The average volume for Pengrowth Energy has been 1,227,400 shares per day over the past 30 days. Pengrowth Energy has a market cap of $3.2 billion and is part of the energy industry. Shares are down 2.4% year-to-date as of the close of trading on Friday.

STOCKS TO BUY: TheStreet Quant Ratings has identified a handful of stocks that can potentially TRIPLE in the next 12 months. Learn more.

TheStreet Ratings rates Pengrowth Energy as a hold. The company's strengths can be seen in multiple areas, such as its increase in net income, largely solid financial position with reasonable debt levels by most measures and expanding profit margins. However, as a counter to these strengths, we also find weaknesses including disappointing return on equity and weak operating cash flow.

Highlights from the ratings report include:
  • The net income growth from the same quarter one year ago has significantly exceeded that of the S&P 500 and the Oil, Gas & Consumable Fuels industry.
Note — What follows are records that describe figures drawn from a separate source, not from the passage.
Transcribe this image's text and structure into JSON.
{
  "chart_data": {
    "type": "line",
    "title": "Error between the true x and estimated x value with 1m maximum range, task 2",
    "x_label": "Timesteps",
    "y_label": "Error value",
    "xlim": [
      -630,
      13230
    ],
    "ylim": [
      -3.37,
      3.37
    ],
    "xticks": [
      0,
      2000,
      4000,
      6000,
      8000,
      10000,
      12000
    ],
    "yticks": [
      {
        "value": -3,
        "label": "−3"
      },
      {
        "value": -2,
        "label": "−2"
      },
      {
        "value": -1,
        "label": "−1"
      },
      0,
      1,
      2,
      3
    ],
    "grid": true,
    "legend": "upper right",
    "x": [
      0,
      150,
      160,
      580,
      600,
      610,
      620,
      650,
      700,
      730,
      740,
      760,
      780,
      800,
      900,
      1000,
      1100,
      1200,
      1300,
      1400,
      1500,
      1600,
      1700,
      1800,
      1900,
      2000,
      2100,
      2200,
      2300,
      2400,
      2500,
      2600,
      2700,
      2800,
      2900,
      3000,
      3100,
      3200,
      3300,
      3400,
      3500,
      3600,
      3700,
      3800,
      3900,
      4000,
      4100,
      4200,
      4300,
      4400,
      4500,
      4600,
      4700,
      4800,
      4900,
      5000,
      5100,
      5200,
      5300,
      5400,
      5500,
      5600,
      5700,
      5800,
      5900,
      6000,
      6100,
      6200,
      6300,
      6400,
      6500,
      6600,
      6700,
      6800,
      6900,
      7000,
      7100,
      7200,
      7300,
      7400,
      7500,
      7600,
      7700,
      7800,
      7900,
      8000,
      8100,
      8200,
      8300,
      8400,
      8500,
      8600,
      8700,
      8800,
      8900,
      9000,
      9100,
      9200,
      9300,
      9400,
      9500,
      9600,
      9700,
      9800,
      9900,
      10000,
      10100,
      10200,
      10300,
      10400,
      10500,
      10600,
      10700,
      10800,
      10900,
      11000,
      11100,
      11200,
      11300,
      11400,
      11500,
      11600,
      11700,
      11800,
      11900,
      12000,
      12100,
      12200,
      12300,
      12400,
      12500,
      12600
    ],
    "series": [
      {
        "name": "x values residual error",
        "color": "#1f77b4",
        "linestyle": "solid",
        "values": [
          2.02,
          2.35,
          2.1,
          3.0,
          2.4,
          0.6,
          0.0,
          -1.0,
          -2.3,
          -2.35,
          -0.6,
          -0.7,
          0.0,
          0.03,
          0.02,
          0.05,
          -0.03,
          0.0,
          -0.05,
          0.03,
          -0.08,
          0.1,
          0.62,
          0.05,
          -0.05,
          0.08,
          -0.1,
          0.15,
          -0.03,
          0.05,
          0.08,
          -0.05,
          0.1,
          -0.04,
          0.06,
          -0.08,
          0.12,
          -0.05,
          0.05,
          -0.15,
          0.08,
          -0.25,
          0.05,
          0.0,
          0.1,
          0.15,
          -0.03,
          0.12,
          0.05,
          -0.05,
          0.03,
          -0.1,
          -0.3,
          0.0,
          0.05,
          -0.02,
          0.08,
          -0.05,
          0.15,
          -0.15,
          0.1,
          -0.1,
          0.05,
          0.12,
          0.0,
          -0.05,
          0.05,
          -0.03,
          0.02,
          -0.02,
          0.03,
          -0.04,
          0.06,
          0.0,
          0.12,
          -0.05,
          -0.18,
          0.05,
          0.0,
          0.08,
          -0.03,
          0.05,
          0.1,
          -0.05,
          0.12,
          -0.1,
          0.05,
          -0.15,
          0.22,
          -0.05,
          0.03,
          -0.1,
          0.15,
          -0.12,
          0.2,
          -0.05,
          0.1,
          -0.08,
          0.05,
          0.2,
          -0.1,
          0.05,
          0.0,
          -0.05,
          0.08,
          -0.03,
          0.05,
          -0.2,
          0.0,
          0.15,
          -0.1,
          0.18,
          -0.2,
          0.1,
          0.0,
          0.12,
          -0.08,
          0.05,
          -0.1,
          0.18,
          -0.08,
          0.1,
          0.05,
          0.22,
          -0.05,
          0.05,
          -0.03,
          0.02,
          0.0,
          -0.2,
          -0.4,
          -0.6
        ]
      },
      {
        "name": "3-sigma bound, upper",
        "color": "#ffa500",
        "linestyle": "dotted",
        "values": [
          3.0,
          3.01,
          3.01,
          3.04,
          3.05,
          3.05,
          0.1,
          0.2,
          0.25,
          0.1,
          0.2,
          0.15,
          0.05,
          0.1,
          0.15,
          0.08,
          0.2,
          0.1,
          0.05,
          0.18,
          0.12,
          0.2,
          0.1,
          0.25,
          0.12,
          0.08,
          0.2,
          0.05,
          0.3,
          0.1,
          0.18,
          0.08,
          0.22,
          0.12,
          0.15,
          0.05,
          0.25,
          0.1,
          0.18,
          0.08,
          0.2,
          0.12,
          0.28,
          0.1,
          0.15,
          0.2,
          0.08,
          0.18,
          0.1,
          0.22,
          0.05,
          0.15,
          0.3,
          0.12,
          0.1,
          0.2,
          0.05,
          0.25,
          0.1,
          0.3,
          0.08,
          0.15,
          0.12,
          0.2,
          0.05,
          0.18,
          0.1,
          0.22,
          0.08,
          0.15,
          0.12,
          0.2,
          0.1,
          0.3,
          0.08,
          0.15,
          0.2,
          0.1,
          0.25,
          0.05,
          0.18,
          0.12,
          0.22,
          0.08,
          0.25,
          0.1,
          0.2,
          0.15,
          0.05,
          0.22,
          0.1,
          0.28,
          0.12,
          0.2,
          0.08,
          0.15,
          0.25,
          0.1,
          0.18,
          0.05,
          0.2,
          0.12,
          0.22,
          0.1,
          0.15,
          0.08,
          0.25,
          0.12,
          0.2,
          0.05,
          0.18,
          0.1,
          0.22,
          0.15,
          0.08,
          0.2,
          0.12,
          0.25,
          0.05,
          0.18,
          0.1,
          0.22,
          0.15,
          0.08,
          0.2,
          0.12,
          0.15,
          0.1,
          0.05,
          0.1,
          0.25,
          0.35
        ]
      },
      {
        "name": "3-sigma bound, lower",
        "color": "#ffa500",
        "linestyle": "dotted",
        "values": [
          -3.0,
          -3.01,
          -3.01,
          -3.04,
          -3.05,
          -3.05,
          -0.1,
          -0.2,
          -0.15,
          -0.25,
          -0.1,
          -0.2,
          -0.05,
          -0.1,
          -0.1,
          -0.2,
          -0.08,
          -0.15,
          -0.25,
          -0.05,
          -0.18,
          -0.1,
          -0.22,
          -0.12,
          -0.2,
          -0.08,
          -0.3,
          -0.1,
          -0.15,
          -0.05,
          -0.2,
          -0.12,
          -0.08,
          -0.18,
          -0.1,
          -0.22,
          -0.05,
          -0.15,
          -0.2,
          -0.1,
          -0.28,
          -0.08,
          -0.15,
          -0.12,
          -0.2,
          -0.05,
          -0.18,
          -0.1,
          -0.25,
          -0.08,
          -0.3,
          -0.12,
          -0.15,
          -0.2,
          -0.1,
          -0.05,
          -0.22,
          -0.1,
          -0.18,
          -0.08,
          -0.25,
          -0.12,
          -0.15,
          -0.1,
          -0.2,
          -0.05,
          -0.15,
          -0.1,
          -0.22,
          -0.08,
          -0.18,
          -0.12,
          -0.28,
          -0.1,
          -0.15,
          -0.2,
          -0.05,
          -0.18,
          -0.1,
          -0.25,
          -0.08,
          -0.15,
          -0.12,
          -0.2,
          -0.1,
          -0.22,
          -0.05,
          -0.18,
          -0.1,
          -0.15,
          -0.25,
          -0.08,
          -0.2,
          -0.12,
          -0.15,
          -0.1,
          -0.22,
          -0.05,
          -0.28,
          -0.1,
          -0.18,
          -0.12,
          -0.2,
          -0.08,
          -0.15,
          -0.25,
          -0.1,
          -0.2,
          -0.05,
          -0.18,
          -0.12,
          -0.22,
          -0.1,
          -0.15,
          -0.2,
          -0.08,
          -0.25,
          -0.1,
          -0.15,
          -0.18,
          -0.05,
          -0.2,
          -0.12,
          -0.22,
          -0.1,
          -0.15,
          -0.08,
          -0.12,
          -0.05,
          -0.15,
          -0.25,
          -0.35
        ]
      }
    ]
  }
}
The net income increased by 83.5% when compared to the same quarter one year prior, rising from -$53.45 million to -$8.80 million.
  • The current debt-to-equity ratio, 0.48, is low and is below the industry average, implying that there has been successful management of debt levels. Even though the company has a strong debt-to-equity ratio, the quick ratio of 0.48 is very weak and demonstrates a lack of ability to pay short-term obligations.
  • The gross profit margin for PENGROWTH ENERGY CORP is rather high; currently it is at 54.66%. Regardless of PGH's high profit margin, it has managed to decrease from the same period last year. Despite the mixed results of the gross profit margin, PGH's net profit margin of -3.27% significantly underperformed when compared to the industry average.
  • Net operating cash flow has decreased to $109.40 million or 47.60% when compared to the same quarter last year. In addition, when comparing the cash generation rate to the industry average, the firm's growth is significantly lower.
  • Current return on equity is lower than its ROE from the same quarter one year prior. This is a clear sign of weakness within the company. Compared to other companies in the Oil, Gas & Consumable Fuels industry and the overall market, PENGROWTH ENERGY CORP's return on equity significantly trails that of both the industry average and the S&P 500.